Story by Zachary Orr, Assistant News Editor
Two hours into his return to Kathmandu from a remote village in Nepal April 28, Ryan Brooks felt the ground shift beneath his four-wheel drive truck as a 7.2 magnitude earthquake shook the earth beneath him.
He was experiencing the second largest earthquake to hit Nepal in the last three weeks. The first one, which registered 7.9 on the Richter scale, occurred April 25 and killed an estimated 8,500 people. The first earthquake inspired Brooks, lead missionary for Murray State’s Chi Alpha, to travel with a team for a two week relief project.
The quake Brooks was experiencing killed 48 more and left thousands injured. Brooks was on the side of a mountain four hours northeast of Kathmandu when it hit.
After experiencing dozens of tremors during his stay in Nepal, Brooks said he wasn’t scared for his life, but looking back he understands the danger of the situation he and his teammates were in.
“Maybe I should have been concerned for my safety,” he said.
Murray State alumna Liz Woods was a member of the relief team Brooks took part in. They, alongside members of the Evangel World Prayer Center in Louisville, Ky., spent the last two weeks aiding Nepalese citizens, trying to put their lives back together as much as possible.
Brooks said it was a surreal experience to see the devastation in person.
“The camera never cuts away when you’re here,” he said. “Those 8,500 people have faces and stories and families.”
The team spent most of its time in villages trying to provide personalized aid on an individual level, unlike the broad support provided by the larger relief agencies. Brooks said the team has spent days searching the wreckage to find people’s valued possessions and livestock.
Although the members of the team came to Nepal with the intent to give, the Nepalese people have welcomed them to their country as guests. He said the team has been invited into someone’s home, or what was left of it, for almost every meal.
“They had nothing before the earthquake,” Brooks said. “Post earthquake they are having us into their homes and giving us whatever food they have.”

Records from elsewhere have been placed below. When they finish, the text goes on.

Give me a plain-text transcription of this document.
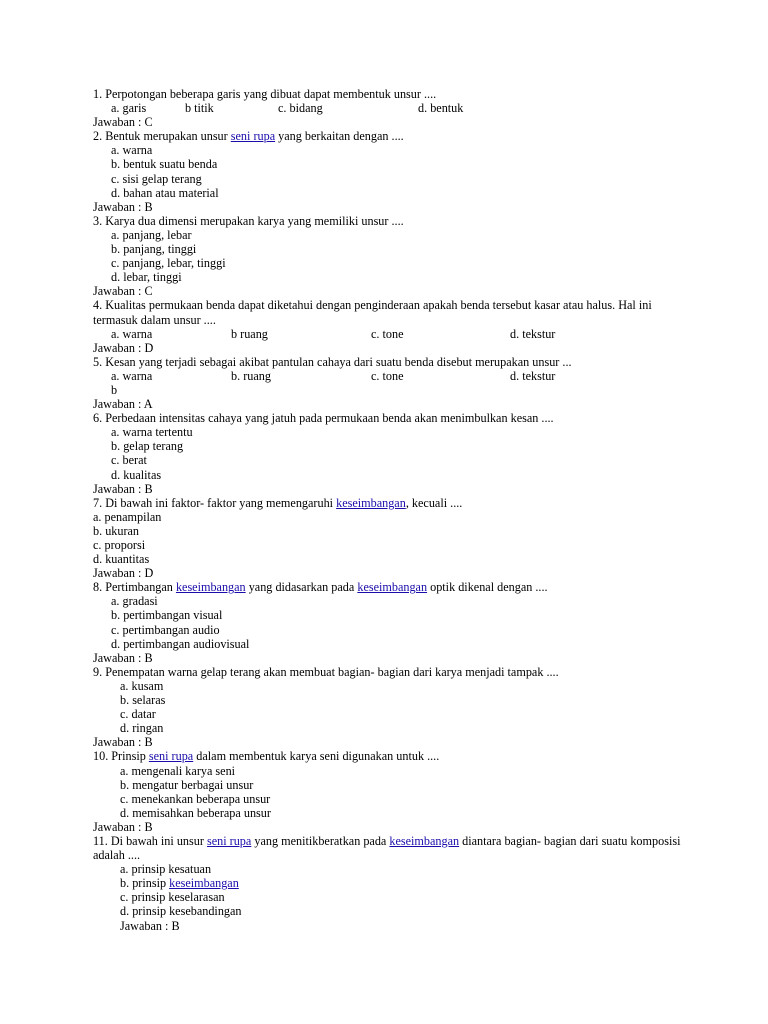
1. Perpotongan beberapa garis yang dibuat dapat membentuk unsur ....
a. garis	b titik	c. bidang	d. bentuk
Jawaban : C
2. Bentuk merupakan unsur seni rupa yang berkaitan dengan ....
a. warna
b. bentuk suatu benda
c. sisi gelap terang
d. bahan atau material
Jawaban : B
3. Karya dua dimensi merupakan karya yang memiliki unsur ....
a. panjang, lebar
b. panjang, tinggi
c. panjang, lebar, tinggi
d. lebar, tinggi
Jawaban : C
4. Kualitas permukaan benda dapat diketahui dengan penginderaan apakah benda tersebut kasar atau halus. Hal ini termasuk dalam unsur ....
a. warna	b ruang	c. tone	d. tekstur
Jawaban : D
5. Kesan yang terjadi sebagai akibat pantulan cahaya dari suatu benda disebut merupakan unsur ...
a. warna	b. ruang	c. tone	d. tekstur
b
Jawaban : A
6. Perbedaan intensitas cahaya yang jatuh pada permukaan benda akan menimbulkan kesan ....
a. warna tertentu
b. gelap terang
c. berat
d. kualitas
Jawaban : B
7. Di bawah ini faktor- faktor yang memengaruhi keseimbangan, kecuali ....
a. penampilan
b. ukuran
c. proporsi
d. kuantitas
Jawaban : D
8. Pertimbangan keseimbangan yang didasarkan pada keseimbangan optik dikenal dengan ....
a. gradasi
b. pertimbangan visual
c. pertimbangan audio
d. pertimbangan audiovisual
Jawaban : B
9. Penempatan warna gelap terang akan membuat bagian- bagian dari karya menjadi tampak ....
a. kusam
b. selaras
c. datar
d. ringan
Jawaban : B
10. Prinsip seni rupa dalam membentuk karya seni digunakan untuk ....
a. mengenali karya seni
b. mengatur berbagai unsur
c. menekankan beberapa unsur
d. memisahkan beberapa unsur
Jawaban : B
11. Di bawah ini unsur seni rupa yang menitikberatkan pada keseimbangan diantara bagian- bagian dari suatu komposisi adalah ....
a. prinsip kesatuan
b. prinsip keseimbangan
c. prinsip keselarasan
d. prinsip kesebandingan
Jawaban : B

Brooks said he encourages everyone to give what they can to relief efforts, but to be careful what organizations are taking the money. Brooks talked to many Nepalese citizens who fear any funds given to the Nepalese government will be misused.
More than any other aid, Brooks said the people of Nepal’s largest need is hope.
“When you stand on top of your home, and it’s just a pile of rock, it can be very easy to grieve,” he said. “You have to move out of grief and into hope for the future.”